Mr. Biden, who was chair of the Senate Judiciary Committee for eight years, said that the Martin case underscores the need to ensure public safety in accordance with current gun laws.
"The idea that there's this overwhelming additional security in the ownership and carrying concealed and deadly weapons... I think it's the premise, not the constitutional right, but the premise that it makes people safer is one that I'm not so sure of," Biden said.
A few things. Biden is calling for a review of "Stand Your Ground Laws," despite those laws not being the issue here. Biden also says he's "not so sure" the premise that people carrying concealed makes people safer, when it has been proven time and time again concealed carry reduces the crime rate.
According to a study by criminologist Gary Kleck of Florida State University, “[R]obbery and assault victims who used a gun to resist were less likely to be attacked or to suffer an injury than those who used any other methods of self-protection or those who did not resist at all.” In approximately 2.5 million instances each year, someone uses a firearm, predominantly a handgun, for self defense in this nation.

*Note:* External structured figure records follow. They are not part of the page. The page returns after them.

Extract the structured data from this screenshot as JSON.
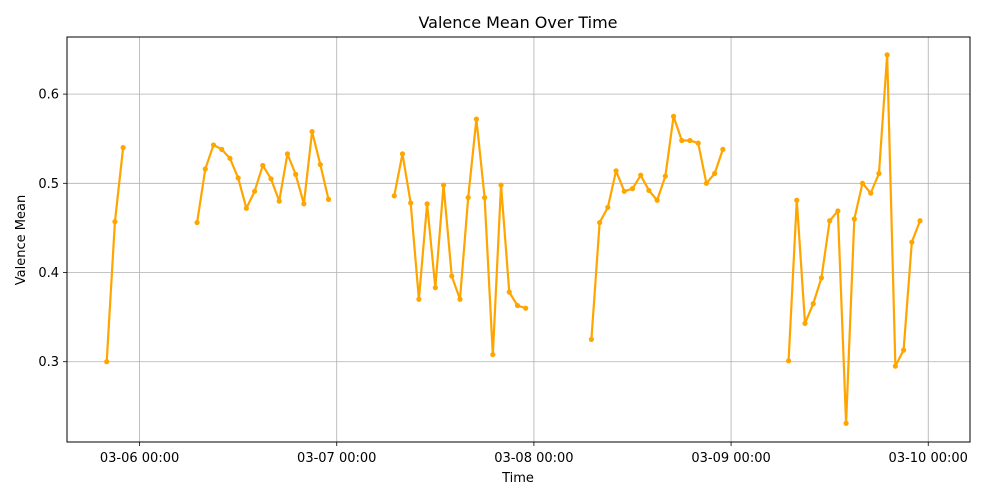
{
  "chart_data": {
    "type": "line",
    "title": "Valence Mean Over Time",
    "xlabel": "Time",
    "ylabel": "Valence Mean",
    "x_ticks": [
      "03-06 00:00",
      "03-07 00:00",
      "03-08 00:00",
      "03-09 00:00",
      "03-10 00:00"
    ],
    "y_ticks": [
      "0.3",
      "0.4",
      "0.5",
      "0.6"
    ],
    "ylim": [
      0.21,
      0.664
    ],
    "xlim": [
      "03-05 15:10",
      "03-10 05:05"
    ],
    "grid": true,
    "line_color": "#FFA500",
    "segments": [
      [
        {
          "t": "03-05 20:00",
          "v": 0.3
        },
        {
          "t": "03-05 21:00",
          "v": 0.457
        },
        {
          "t": "03-05 22:00",
          "v": 0.54
        }
      ],
      [
        {
          "t": "03-06 07:00",
          "v": 0.456
        },
        {
          "t": "03-06 08:00",
          "v": 0.516
        },
        {
          "t": "03-06 09:00",
          "v": 0.543
        },
        {
          "t": "03-06 10:00",
          "v": 0.538
        },
        {
          "t": "03-06 11:00",
          "v": 0.528
        },
        {
          "t": "03-06 12:00",
          "v": 0.506
        },
        {
          "t": "03-06 13:00",
          "v": 0.472
        },
        {
          "t": "03-06 14:00",
          "v": 0.491
        },
        {
          "t": "03-06 15:00",
          "v": 0.52
        },
        {
          "t": "03-06 16:00",
          "v": 0.505
        },
        {
          "t": "03-06 17:00",
          "v": 0.48
        },
        {
          "t": "03-06 18:00",
          "v": 0.533
        },
        {
          "t": "03-06 19:00",
          "v": 0.51
        },
        {
          "t": "03-06 20:00",
          "v": 0.477
        },
        {
          "t": "03-06 21:00",
          "v": 0.558
        },
        {
          "t": "03-06 22:00",
          "v": 0.521
        },
        {
          "t": "03-06 23:00",
          "v": 0.482
        }
      ],
      [
        {
          "t": "03-07 07:00",
          "v": 0.486
        },
        {
          "t": "03-07 08:00",
          "v": 0.533
        },
        {
          "t": "03-07 09:00",
          "v": 0.478
        },
        {
          "t": "03-07 10:00",
          "v": 0.37
        },
        {
          "t": "03-07 11:00",
          "v": 0.477
        },
        {
          "t": "03-07 12:00",
          "v": 0.383
        },
        {
          "t": "03-07 13:00",
          "v": 0.498
        },
        {
          "t": "03-07 14:00",
          "v": 0.396
        },
        {
          "t": "03-07 15:00",
          "v": 0.37
        },
        {
          "t": "03-07 16:00",
          "v": 0.484
        },
        {
          "t": "03-07 17:00",
          "v": 0.572
        },
        {
          "t": "03-07 18:00",
          "v": 0.484
        },
        {
          "t": "03-07 19:00",
          "v": 0.308
        },
        {
          "t": "03-07 20:00",
          "v": 0.498
        },
        {
          "t": "03-07 21:00",
          "v": 0.378
        },
        {
          "t": "03-07 22:00",
          "v": 0.363
        },
        {
          "t": "03-07 23:00",
          "v": 0.36
        }
      ],
      [
        {
          "t": "03-08 07:00",
          "v": 0.325
        },
        {
          "t": "03-08 08:00",
          "v": 0.456
        },
        {
          "t": "03-08 09:00",
          "v": 0.473
        },
        {
          "t": "03-08 10:00",
          "v": 0.514
        },
        {
          "t": "03-08 11:00",
          "v": 0.491
        },
        {
          "t": "03-08 12:00",
          "v": 0.494
        },
        {
          "t": "03-08 13:00",
          "v": 0.509
        },
        {
          "t": "03-08 14:00",
          "v": 0.492
        },
        {
          "t": "03-08 15:00",
          "v": 0.481
        },
        {
          "t": "03-08 16:00",
          "v": 0.508
        },
        {
          "t": "03-08 17:00",
          "v": 0.575
        },
        {
          "t": "03-08 18:00",
          "v": 0.548
        },
        {
          "t": "03-08 19:00",
          "v": 0.548
        },
        {
          "t": "03-08 20:00",
          "v": 0.545
        },
        {
          "t": "03-08 21:00",
          "v": 0.5
        },
        {
          "t": "03-08 22:00",
          "v": 0.511
        },
        {
          "t": "03-08 23:00",
          "v": 0.538
        }
      ],
      [
        {
          "t": "03-09 07:00",
          "v": 0.301
        },
        {
          "t": "03-09 08:00",
          "v": 0.481
        },
        {
          "t": "03-09 09:00",
          "v": 0.343
        },
        {
          "t": "03-09 10:00",
          "v": 0.365
        },
        {
          "t": "03-09 11:00",
          "v": 0.394
        },
        {
          "t": "03-09 12:00",
          "v": 0.458
        },
        {
          "t": "03-09 13:00",
          "v": 0.469
        },
        {
          "t": "03-09 14:00",
          "v": 0.231
        },
        {
          "t": "03-09 15:00",
          "v": 0.46
        },
        {
          "t": "03-09 16:00",
          "v": 0.5
        },
        {
          "t": "03-09 17:00",
          "v": 0.489
        },
        {
          "t": "03-09 18:00",
          "v": 0.511
        },
        {
          "t": "03-09 19:00",
          "v": 0.644
        },
        {
          "t": "03-09 20:00",
          "v": 0.295
        },
        {
          "t": "03-09 21:00",
          "v": 0.313
        },
        {
          "t": "03-09 22:00",
          "v": 0.434
        },
        {
          "t": "03-09 23:00",
          "v": 0.458
        }
      ]
    ]
  }
}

In research sponsored by the U.S. Department of Justice, in which almost 2,000 felons were interviewed, 34% of felons said they had been “scared off, shot at, wounded or captured by an armed victim" and 40% of these criminals admitted that they had been deterred from committing a crime out of fear that the potential victim was armed.
Allowing law-abiding people to arm themselves offers more than piece of mind for those individuals -- it pays off for everybody through lower crime rates. Statistics from the FBI’s Uniformed Crime Report of 2007 show that states with right-to-carry laws have a 30% lower homicide rate, 46% lower robbery, and 12% lower aggravated assault rate and a 22% lower overall violent crime rate than do states without such laws. That is why more and more states have passed right-to-carry laws over the past decade.
Lastly, the Trayvon shooting is a local incident. I'm not sure why President Obama and Vice President Joe Biden feel it is necessary for them to weigh in, outside of distracting away from other issues of course.